NFS file system hangs. New mount attempts hang also.

This document (000019722) is provided subject to the disclaimer at the end of this document.

Environment

SUSE Linux Enterprise Server

Situation

An NFS mount appears to be hung or stalled indefinitely. New NFS mount attempts, pointing to the same server, may also hang.

Network packet captures show that the NFS client is sending out packets destined to the NFS Server's port 2049, but no responses are seen. Often (but not always) this will take the form of a TCP SYN packet being sent but getting no reply. In those specific cases (no reply to SYN), evidence of the connection attempt may be seen on the NFS client machine with the commands:

netstat -nt | grep :2049
ss -nt | grep :2049

If one or more connections show the status "SYN_SENT" for an extended period of time, then something is blocking these attempts. Normally, a connection will only be in this status for a fraction of a second, because the other side of the connection will reply and this status will change.

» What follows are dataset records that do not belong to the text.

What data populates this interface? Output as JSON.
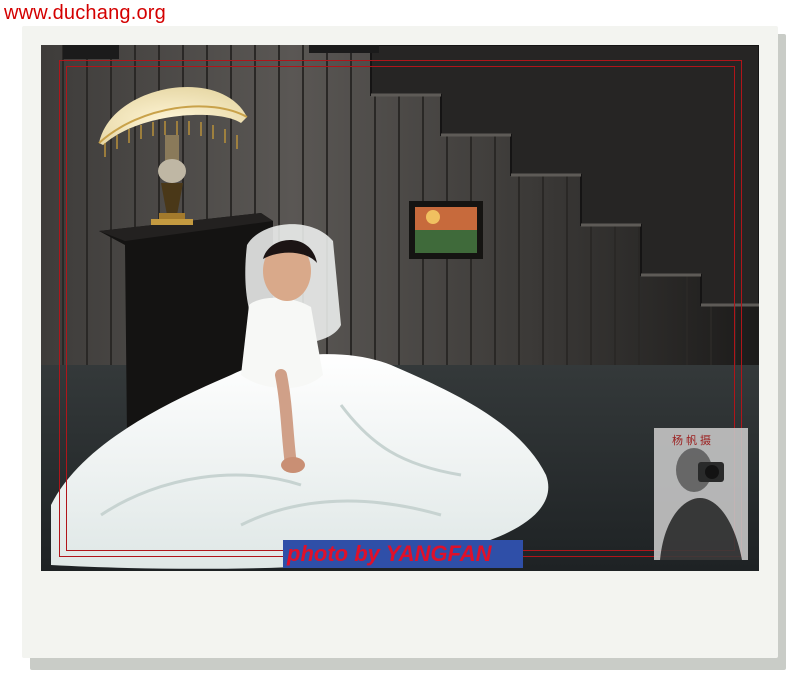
{
  "watermark": {
    "site_url": "www.duchang.org",
    "color": "#d40000"
  },
  "photo": {
    "subject": "bride-in-white-gown",
    "caption": "photo by YANGFAN",
    "caption_color": "#e0102a",
    "caption_bg": "#2f4fa8",
    "frame_color": "#b0151a"
  },
  "photographer_portrait": {
    "name_stamp": "杨帆摄"
  },
  "colors": {
    "paper": "#f3f4f0",
    "shadow": "#c9ccc7",
    "wall": "#4a4744"
  }
}
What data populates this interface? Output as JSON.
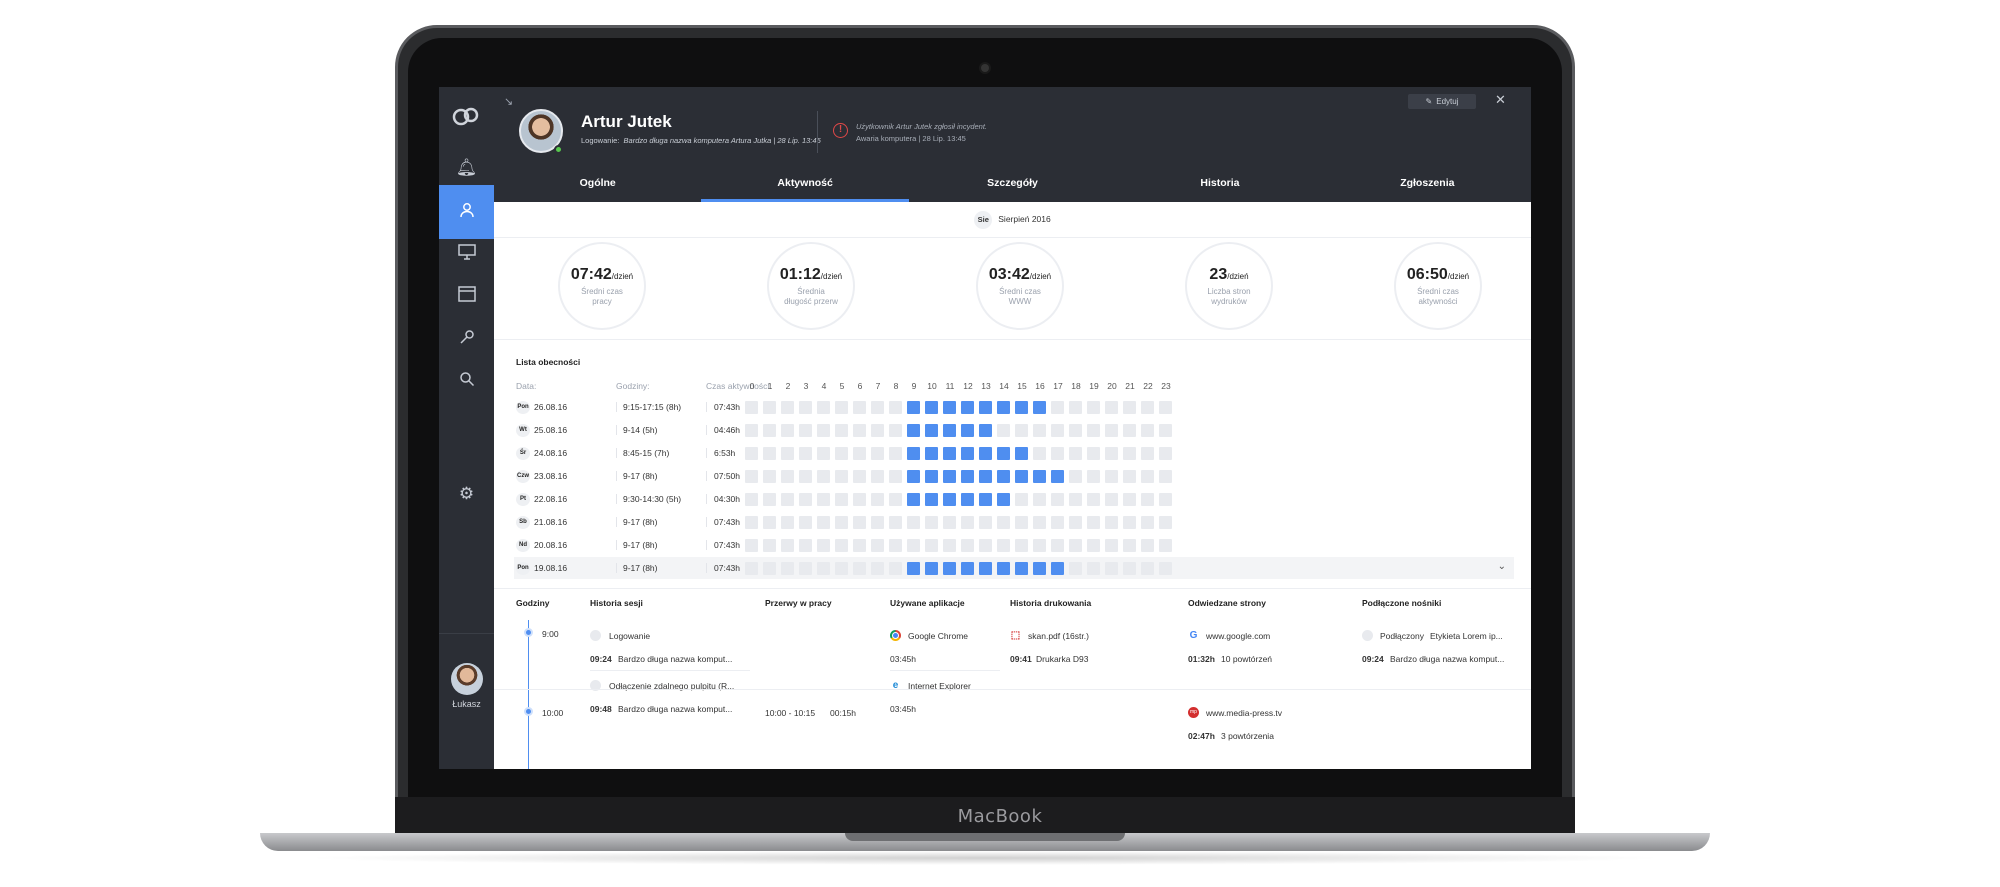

There might also be occurrences of the following message in the NFS client machine's /var/log/messages:

nfs: server <hostname or address> not responding

However, packets on other connections (both new and old) between the same client machine and server machine may be having no problems. This is what sets this scenario apart from most other cases of "nfs: server not responding": There is not a global problem effecting all communication between the two devices.

NOTE: There can be many different causes of a hanging NFS mount, or of the "not responding" logs. This document discusses only one unique type of scenario.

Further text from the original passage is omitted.